On my way to Timmy Saville’s exhibition at the White Horse Gallery, I walked past the Costa coffee shop.
Outside, bound up tightly and leaning on end against the wall awaiting collection for recycling, was a stack of flattened cardboard boxes. The first artwork I see on entering the gallery – Chateau D – bears a distinct resemblance to those discarded boxes. Or does it …?
Here we are again, on the threshold of allowing immediate impressions to inform my opinion. If I give an artwork only five seconds to interest me I will miss out on at least 90 per cent of its richness.
To put it another way: If I decide that these assemblages are bits of discarded rubbish randomly stuck together, framed and hung in a gallery, then I will miss the riches that lie within. So let’s start again.
What strikes me about Chateau D, the first work in Timmy Saville’s latest exhibition, is the subtlety of colour, the complexity of surface and the grace of the composition. The palest of pinks complementing the washed out green of a discarded rope, and as many browns as you’d find in a walk through Savernake Forest.

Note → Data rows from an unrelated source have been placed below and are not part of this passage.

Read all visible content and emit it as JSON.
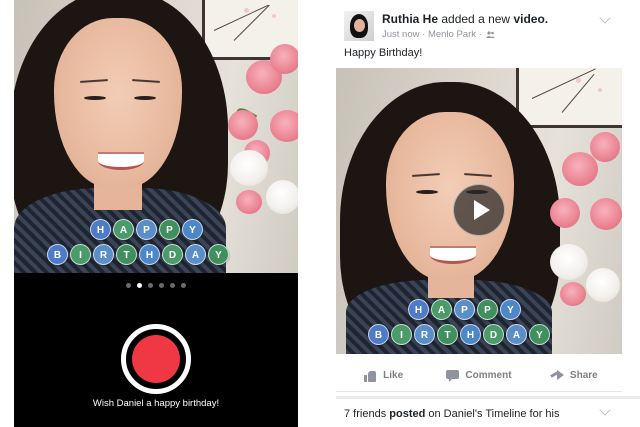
{
  "camera": {
    "caption": "Wish Daniel a happy birthday!",
    "page_dots": 6,
    "active_dot": 1,
    "record_color": "#ef3844"
  },
  "overlay": {
    "row1": [
      "H",
      "A",
      "P",
      "P",
      "Y"
    ],
    "row2": [
      "B",
      "I",
      "R",
      "T",
      "H",
      "D",
      "A",
      "Y"
    ],
    "bubble_colors": [
      "#4d7bc8",
      "#4a9a6a",
      "#5a8ec9",
      "#3f8f5f",
      "#4d86c9",
      "#4a9a6a",
      "#5a8ec9",
      "#3f8f5f"
    ]
  },
  "post": {
    "author": "Ruthia He",
    "action": "added a new",
    "object": "video.",
    "time": "Just now",
    "location": "Menlo Park",
    "separator": "·",
    "text": "Happy Birthday!",
    "privacy_icon": "friends-icon",
    "actions": [
      {
        "label": "Like",
        "icon": "like-icon"
      },
      {
        "label": "Comment",
        "icon": "comment-icon"
      },
      {
        "label": "Share",
        "icon": "share-icon"
      }
    ]
  },
  "story": {
    "prefix": "7 friends",
    "verb": "posted",
    "suffix": "on Daniel's Timeline for his"
  }
}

And all punctuated by nail-heads and staples. The resemblance to the stack of boxes outside Costa is remote indeed.
For me, the heart of this exhibition lies in the constructed figures together with their reincarnations in a series of painted studies. By ‘the heart’, I mean both the rich content and the warmth of thought and feeling to be found in them.

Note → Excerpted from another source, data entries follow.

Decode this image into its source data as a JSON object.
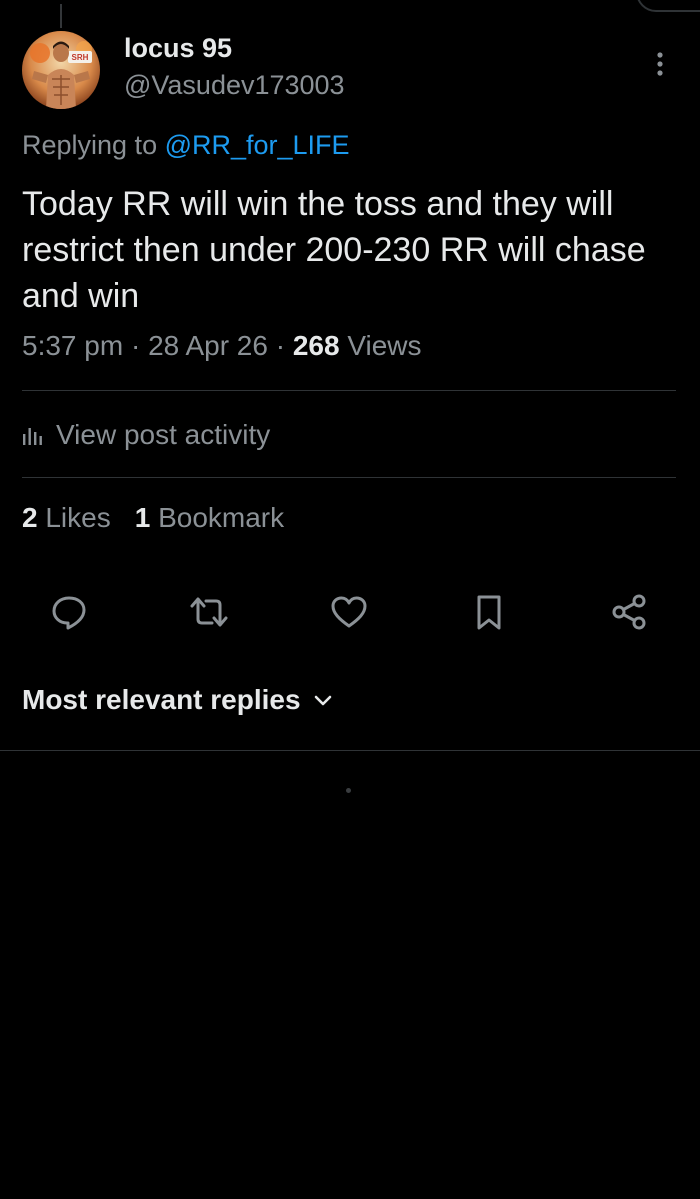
{
  "author": {
    "name": "locus 95",
    "handle": "@Vasudev173003",
    "avatar_badge": "SRH"
  },
  "reply": {
    "prefix": "Replying to ",
    "mention": "@RR_for_LIFE"
  },
  "post": {
    "text": "Today RR will win the toss and they will restrict then under 200-230 RR will chase and win",
    "time": "5:37 pm",
    "date": "28 Apr 26",
    "views_count": "268",
    "views_label": "Views",
    "separator": "·"
  },
  "activity": {
    "label": "View post activity"
  },
  "stats": {
    "likes_count": "2",
    "likes_label": "Likes",
    "bookmarks_count": "1",
    "bookmarks_label": "Bookmark"
  },
  "actions": {
    "icons": [
      "reply-icon",
      "repost-icon",
      "like-icon",
      "bookmark-icon",
      "share-icon"
    ]
  },
  "replies": {
    "sort_label": "Most relevant replies"
  },
  "colors": {
    "background": "#000000",
    "text_primary": "#e7e9ea",
    "text_secondary": "#8b9196",
    "accent": "#1d9bf0",
    "divider": "#2f3336"
  }
}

Their titles, including Bunny Girls, Cretan Figure, Box Lady…are often derived from the fragments from which they are made. Their biographies are contained within themselves.
This calls to mind the series of puppets Paul Klee made for his son during and after the First World War, the names of which were suggested by the materials used in their construction. As Timmy says: “[my] figurative constructions are like family: independent, close, mischievous …”.
There is a sense of play and mischievousness evident throughout this exhibition, as well as wit and humour. So enjoy the re-casting of what has previously been discarded.
Timmy’s work endorses Robert Motherwell’s reflections on his own collages: “I do feel more joyful with collage, less austere. A form of play”. Without doubt, Timmy’s form of play is measured, skilful and intelligent.
The exhibition is at the White Horse Gallery until 12 April 2019 – during shop hours. Admission is free.